I’ve had some trouble in reproducing results, and after reading a few posts there seem to be multiple causes for non-determinism, some which are expected. I’d like to check if I got it right.
Dataloaders with multiple threads: They seem to be problematic, even if randoms seeds are set beforehand. [ref].
cuDNN: Apparently cuDNN seems to have non-deterministic kernels [ref1][ref2]
GPU: Apparently, some reductions are non-deterministic in GPU, even without cuDNN. For instance, floating point addition is not associative, and so the result is affected by the order in which the partial results for each thread are collected affects the result. This is expected behaviour and should not affect the results dramatically [ref].

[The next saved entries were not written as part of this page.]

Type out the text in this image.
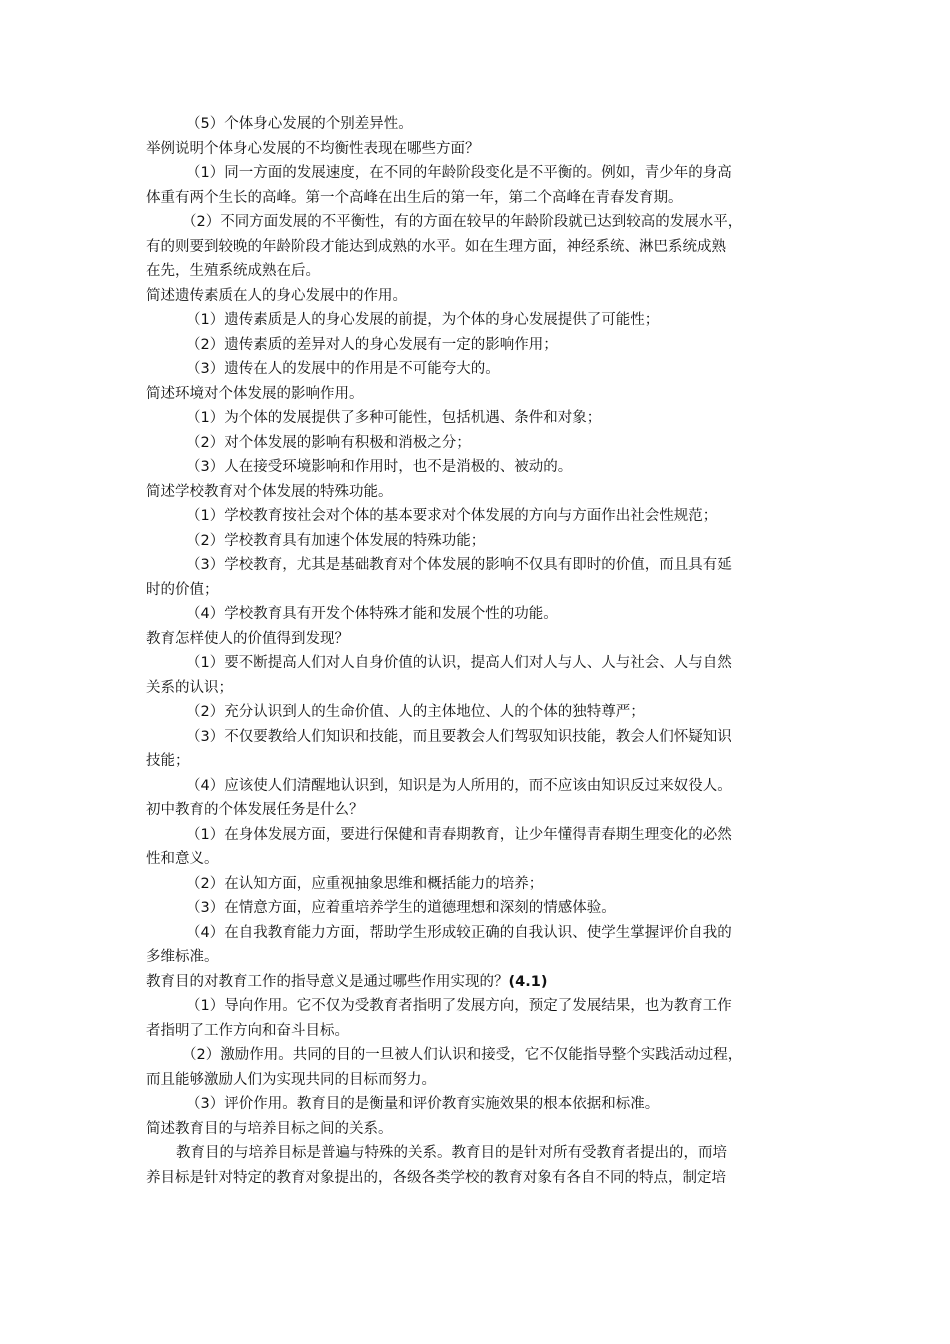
（5）个体身心发展的个别差异性。
举例说明个体身心发展的不均衡性表现在哪些方面？
（1）同一方面的发展速度，在不同的年龄阶段变化是不平衡的。例如，青少年的身高
体重有两个生长的高峰。第一个高峰在出生后的第一年，第二个高峰在青春发育期。
（2）不同方面发展的不平衡性，有的方面在较早的年龄阶段就已达到较高的发展水平，
有的则要到较晚的年龄阶段才能达到成熟的水平。如在生理方面，神经系统、淋巴系统成熟
在先，生殖系统成熟在后。
简述遗传素质在人的身心发展中的作用。
（1）遗传素质是人的身心发展的前提，为个体的身心发展提供了可能性；
（2）遗传素质的差异对人的身心发展有一定的影响作用；
（3）遗传在人的发展中的作用是不可能夸大的。
简述环境对个体发展的影响作用。
（1）为个体的发展提供了多种可能性，包括机遇、条件和对象；
（2）对个体发展的影响有积极和消极之分；
（3）人在接受环境影响和作用时，也不是消极的、被动的。
简述学校教育对个体发展的特殊功能。
（1）学校教育按社会对个体的基本要求对个体发展的方向与方面作出社会性规范；
（2）学校教育具有加速个体发展的特殊功能；
（3）学校教育，尤其是基础教育对个体发展的影响不仅具有即时的价值，而且具有延
时的价值；
（4）学校教育具有开发个体特殊才能和发展个性的功能。
教育怎样使人的价值得到发现？
（1）要不断提高人们对人自身价值的认识，提高人们对人与人、人与社会、人与自然
关系的认识；
（2）充分认识到人的生命价值、人的主体地位、人的个体的独特尊严；
（3）不仅要教给人们知识和技能，而且要教会人们驾驭知识技能，教会人们怀疑知识
技能；
（4）应该使人们清醒地认识到，知识是为人所用的，而不应该由知识反过来奴役人。
初中教育的个体发展任务是什么？
（1）在身体发展方面，要进行保健和青春期教育，让少年懂得青春期生理变化的必然
性和意义。
（2）在认知方面，应重视抽象思维和概括能力的培养；
（3）在情意方面，应着重培养学生的道德理想和深刻的情感体验。
（4）在自我教育能力方面，帮助学生形成较正确的自我认识、使学生掌握评价自我的
多维标准。
教育目的对教育工作的指导意义是通过哪些作用实现的？(4.1)
（1）导向作用。它不仅为受教育者指明了发展方向，预定了发展结果，也为教育工作
者指明了工作方向和奋斗目标。
（2）激励作用。共同的目的一旦被人们认识和接受，它不仅能指导整个实践活动过程，
而且能够激励人们为实现共同的目标而努力。
（3）评价作用。教育目的是衡量和评价教育实施效果的根本依据和标准。
简述教育目的与培养目标之间的关系。
教育目的与培养目标是普遍与特殊的关系。教育目的是针对所有受教育者提出的，而培
养目标是针对特定的教育对象提出的，各级各类学校的教育对象有各自不同的特点，制定培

(Note: deterministic GPU reductions seem to have been added to TensorFlow only recently)
Is there anything I’m missing/got wrong?
Multi-threading without barriers/sync/fences is non-deterministic.
Just sending a console command on one CPU will make a thread slower and finish later.
Anytime something is using those results “just-in-time” as they come (like data-loaders and many optimized kernels) you will have those non-deterministic issues.
The big issue
The biggest issue with that is catastrophic cancellation in my opinion. An example of this is ln(1 + x) if x << 1 (really small, say 1e-16), the result should be ~x, except that due to the order of computation and precision loss the computer will do ln(1) and gives you 0.
Now imagine you don’t do ln(1 + x) but ln(1 + x1 + x2 + x3 + x4), depending on the order of computation you get x1 + x2 + x3 + x4, maybe you will get 0, or maybe x1 + x2 + x3 + x4 will be significant enough so that there is no catastrophic cancellation. This may cause great disturbance in the force… sorry results.
Why do we use non-deterministic kernels
Because memory barriers/fences/synchronization is quite costly, most deep learning operations are memory-bound. You can check the “roofline model” to know more about CPU-bound vs memory-bound.
Illustration: on CPU adding 2 tensors will give you at most 20% of the theoretical max GFLOPS of your CPU because CPUs are computing faster than they can get data.
On GPU, the 1080ti is faster than the Titan X Pascal for DL workloads because its memory bandwidth is 11GBps instead of “just” 10GBps.
Everyone is comparing frameworks by speed (and Soumith being the first ) so reducing memory bandwidth is not desirable from a marketing point of view at least.
End note: There is a log1p function in C that avoids catastrophic cancellation of ln(1 +x) by the way ;).